Niebo jak własna kieszeń
Niebo w maju
W tym miesiącu będziemy prawdopodobnie świadkami najbardziej spektakularnego wydarzenia astronomicznego tego roku. Mało znana kometa okresowa 209P/LINEAR przejdzie przez peryhelium swojej orbity 6 maja w odległości jednostki astronomicznej od Słońca.
Osiemnaście dni później, w nocy z 23 na 24 maja, Ziemia przejdzie przez strumień cząstek pyłu pozostawianego przez kometę rozmieszczony wzdłuż jej orbity. Naukowcy przewidują, że może to spowodować intensywny deszcz meteorów, a może nawet „burzę” – w warunkach idealnych przez godzinę pojawi się kilkaset, a może nawet ponad 1000 meteorów. Oznacza to, że owej nocy będzie można zaobserwować najwięcej „spadających gwiazd” od ponad dekady.
Skąd to wiadomo? Modele komputerowe pozwalają naukowcom, którzy zajmują się mechaniką nieba, na bardzo dokładne obliczanie trajektorii ciał niebieskich, w tym komet. Takie modele mogą także śledzić pył pozostawiony przez kometę w pobliżu peryhelium, który tworzy strugę cząstek.
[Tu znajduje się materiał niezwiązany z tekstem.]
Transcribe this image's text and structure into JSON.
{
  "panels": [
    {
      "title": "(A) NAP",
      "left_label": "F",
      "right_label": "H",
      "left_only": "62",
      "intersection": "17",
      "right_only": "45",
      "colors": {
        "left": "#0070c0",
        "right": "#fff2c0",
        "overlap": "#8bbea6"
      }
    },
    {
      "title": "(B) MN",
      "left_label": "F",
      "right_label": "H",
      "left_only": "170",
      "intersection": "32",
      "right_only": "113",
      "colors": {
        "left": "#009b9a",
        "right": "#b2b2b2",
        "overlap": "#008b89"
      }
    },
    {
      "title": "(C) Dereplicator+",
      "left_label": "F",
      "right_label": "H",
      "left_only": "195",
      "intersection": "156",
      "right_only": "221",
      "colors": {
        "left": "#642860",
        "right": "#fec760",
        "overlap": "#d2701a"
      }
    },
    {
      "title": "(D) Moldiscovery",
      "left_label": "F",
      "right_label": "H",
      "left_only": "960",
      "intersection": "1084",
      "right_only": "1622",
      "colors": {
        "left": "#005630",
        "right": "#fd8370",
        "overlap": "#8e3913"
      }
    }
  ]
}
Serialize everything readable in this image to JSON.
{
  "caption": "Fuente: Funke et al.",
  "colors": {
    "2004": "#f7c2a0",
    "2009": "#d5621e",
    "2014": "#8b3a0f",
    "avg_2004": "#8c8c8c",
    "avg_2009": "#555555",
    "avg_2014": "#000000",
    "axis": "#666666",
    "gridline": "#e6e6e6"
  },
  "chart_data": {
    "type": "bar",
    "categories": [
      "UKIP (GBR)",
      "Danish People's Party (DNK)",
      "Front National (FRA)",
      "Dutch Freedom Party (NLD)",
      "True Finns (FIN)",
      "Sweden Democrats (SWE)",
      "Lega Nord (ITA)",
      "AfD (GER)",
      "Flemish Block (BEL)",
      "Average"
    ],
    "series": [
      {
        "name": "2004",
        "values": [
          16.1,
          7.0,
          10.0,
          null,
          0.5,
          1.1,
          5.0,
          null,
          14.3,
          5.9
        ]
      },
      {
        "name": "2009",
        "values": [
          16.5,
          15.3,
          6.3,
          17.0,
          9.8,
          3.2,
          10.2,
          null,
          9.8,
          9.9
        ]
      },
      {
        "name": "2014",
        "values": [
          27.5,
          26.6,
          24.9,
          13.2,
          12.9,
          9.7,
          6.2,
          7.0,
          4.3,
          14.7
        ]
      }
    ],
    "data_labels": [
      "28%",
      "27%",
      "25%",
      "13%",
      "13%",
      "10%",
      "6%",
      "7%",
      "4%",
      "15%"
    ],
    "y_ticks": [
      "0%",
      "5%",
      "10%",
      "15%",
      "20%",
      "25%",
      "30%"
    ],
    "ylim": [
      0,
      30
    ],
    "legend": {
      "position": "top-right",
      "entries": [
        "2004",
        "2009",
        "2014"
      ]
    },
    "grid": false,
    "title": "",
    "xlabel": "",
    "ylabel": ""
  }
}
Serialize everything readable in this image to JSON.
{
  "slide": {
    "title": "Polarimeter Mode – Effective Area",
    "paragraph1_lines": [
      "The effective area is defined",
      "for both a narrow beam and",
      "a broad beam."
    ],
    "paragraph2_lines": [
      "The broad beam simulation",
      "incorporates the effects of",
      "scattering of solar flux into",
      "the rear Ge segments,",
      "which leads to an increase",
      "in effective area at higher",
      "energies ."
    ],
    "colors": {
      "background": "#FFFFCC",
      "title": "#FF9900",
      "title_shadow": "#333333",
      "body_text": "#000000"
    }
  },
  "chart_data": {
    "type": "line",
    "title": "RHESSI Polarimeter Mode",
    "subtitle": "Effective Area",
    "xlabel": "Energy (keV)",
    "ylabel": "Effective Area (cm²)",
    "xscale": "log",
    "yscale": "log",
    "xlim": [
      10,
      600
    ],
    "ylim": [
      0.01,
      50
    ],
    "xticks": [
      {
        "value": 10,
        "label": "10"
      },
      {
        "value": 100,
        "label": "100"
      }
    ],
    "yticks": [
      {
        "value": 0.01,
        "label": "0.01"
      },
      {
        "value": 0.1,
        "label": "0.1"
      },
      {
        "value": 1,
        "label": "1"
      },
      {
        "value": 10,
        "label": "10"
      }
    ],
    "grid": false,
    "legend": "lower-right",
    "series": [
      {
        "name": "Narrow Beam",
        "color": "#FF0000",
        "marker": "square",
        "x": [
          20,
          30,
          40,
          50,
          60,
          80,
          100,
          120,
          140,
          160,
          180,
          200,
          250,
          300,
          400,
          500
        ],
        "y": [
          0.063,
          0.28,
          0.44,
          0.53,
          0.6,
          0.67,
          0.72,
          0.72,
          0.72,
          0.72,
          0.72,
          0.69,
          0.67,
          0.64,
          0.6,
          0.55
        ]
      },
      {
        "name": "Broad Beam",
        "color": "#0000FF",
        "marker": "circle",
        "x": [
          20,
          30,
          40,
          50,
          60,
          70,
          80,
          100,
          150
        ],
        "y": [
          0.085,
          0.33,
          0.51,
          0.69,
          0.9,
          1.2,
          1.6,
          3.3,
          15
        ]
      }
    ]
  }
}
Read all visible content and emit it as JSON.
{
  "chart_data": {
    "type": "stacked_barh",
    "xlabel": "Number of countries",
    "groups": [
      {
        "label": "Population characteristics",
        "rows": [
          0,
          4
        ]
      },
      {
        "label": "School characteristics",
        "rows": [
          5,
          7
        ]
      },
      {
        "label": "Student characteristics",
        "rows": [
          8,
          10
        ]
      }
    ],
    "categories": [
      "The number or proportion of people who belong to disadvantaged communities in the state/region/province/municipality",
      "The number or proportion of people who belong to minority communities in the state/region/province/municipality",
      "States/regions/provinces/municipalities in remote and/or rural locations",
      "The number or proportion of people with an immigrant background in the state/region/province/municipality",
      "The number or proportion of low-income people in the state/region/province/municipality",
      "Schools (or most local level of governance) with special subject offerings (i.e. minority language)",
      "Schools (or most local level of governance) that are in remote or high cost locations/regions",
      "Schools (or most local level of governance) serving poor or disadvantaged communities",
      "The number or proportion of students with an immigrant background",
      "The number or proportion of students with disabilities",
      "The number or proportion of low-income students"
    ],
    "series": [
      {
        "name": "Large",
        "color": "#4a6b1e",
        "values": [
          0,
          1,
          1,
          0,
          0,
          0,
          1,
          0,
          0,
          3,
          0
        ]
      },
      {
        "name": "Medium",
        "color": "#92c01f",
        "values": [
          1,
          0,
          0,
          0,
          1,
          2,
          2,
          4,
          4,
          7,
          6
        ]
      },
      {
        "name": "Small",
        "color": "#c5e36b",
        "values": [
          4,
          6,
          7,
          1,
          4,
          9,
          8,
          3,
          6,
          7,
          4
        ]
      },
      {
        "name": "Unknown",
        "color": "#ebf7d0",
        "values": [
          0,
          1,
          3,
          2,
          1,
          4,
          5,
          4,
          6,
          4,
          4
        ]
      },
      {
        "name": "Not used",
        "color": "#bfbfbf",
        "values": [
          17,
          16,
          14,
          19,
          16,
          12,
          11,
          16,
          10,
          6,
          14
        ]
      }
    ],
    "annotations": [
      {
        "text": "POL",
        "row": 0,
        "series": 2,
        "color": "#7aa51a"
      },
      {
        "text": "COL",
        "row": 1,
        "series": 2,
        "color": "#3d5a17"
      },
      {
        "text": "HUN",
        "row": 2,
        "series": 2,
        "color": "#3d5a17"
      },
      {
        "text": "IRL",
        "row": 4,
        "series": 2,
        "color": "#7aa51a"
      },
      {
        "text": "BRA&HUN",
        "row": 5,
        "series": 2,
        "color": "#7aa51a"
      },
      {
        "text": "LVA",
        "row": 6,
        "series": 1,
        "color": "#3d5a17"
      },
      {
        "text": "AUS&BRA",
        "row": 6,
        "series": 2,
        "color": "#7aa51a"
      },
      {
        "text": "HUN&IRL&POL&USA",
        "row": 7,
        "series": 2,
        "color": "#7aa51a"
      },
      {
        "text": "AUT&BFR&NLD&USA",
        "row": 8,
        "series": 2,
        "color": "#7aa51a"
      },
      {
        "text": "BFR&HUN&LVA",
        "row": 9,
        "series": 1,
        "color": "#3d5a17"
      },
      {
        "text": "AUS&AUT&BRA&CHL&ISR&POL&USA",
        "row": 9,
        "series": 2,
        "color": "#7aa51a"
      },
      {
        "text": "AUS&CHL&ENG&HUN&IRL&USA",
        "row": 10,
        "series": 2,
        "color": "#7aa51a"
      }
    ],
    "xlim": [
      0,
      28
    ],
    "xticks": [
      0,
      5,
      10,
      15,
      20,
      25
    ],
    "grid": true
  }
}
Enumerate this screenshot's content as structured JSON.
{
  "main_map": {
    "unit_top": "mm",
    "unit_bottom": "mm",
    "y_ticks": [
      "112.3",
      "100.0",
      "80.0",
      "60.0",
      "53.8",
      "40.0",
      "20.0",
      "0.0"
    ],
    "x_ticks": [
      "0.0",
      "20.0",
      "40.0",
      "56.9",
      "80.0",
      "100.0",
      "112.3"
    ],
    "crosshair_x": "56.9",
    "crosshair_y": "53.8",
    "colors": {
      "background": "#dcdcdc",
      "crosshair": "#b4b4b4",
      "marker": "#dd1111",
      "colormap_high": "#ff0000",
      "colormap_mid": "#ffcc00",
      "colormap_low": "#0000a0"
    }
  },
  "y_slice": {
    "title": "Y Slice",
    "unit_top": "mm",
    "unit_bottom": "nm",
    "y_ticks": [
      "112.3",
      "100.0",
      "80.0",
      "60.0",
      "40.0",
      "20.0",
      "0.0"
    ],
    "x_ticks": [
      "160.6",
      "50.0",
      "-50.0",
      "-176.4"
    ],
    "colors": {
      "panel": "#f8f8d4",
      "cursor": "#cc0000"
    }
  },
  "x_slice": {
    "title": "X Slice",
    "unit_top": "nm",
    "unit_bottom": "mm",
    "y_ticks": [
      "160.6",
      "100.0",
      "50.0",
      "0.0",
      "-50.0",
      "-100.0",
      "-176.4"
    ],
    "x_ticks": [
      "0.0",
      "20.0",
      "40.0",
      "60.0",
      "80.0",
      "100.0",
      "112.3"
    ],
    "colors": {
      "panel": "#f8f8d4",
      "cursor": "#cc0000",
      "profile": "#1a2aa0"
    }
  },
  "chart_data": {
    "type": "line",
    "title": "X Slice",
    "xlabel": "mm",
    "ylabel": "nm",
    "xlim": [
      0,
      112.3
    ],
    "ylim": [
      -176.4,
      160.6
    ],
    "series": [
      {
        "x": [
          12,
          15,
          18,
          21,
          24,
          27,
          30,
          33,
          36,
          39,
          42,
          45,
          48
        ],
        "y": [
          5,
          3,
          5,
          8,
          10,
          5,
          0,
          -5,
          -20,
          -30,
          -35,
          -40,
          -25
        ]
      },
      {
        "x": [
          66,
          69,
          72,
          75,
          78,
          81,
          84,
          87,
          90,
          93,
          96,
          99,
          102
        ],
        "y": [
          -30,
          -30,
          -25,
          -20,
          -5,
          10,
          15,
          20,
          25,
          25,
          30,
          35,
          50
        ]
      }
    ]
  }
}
Obliczenia pokazują, że taki pył ma tendencję do pozostawania blisko jądra komety, a pasma cząstek pyłu często zbiegają się w przestrzeni kosmicznej w pobliżu peryhelium orbity. Przewidywania te są, co prawda, obarczone błędami, jednak aż trzy różne modele przewidują, że ten spektakularny pokaz niebieski na pewno się odbędzie.
W maju, a konkretnie od 19 kwietnia do 28 maja, można również obserwować meteory z roju Eta Akwarydów, które zostały utworzone przez kometę Halleya. Największą ich aktywność, około 30/h, zobaczymy w nocy z 5 na 6 maja. Radiant tego roju, czyli miejsce, z którego zdają się wybiegać jego meteory, znajduje się w gwiazdozbiorze Wodnika, błyski mogą być jednak obserwowane na całym niebie. 10 maja Saturn znajdzie się w tzw. opozycji, czyli będzie najbliżej Ziemi, a cała jego powierzchnia będzie oświetlona światłem słonecznym. Dzięki temu warunki do obserwacji Saturna, jego pierścieni i księżyców będą tego dnia doskonałe.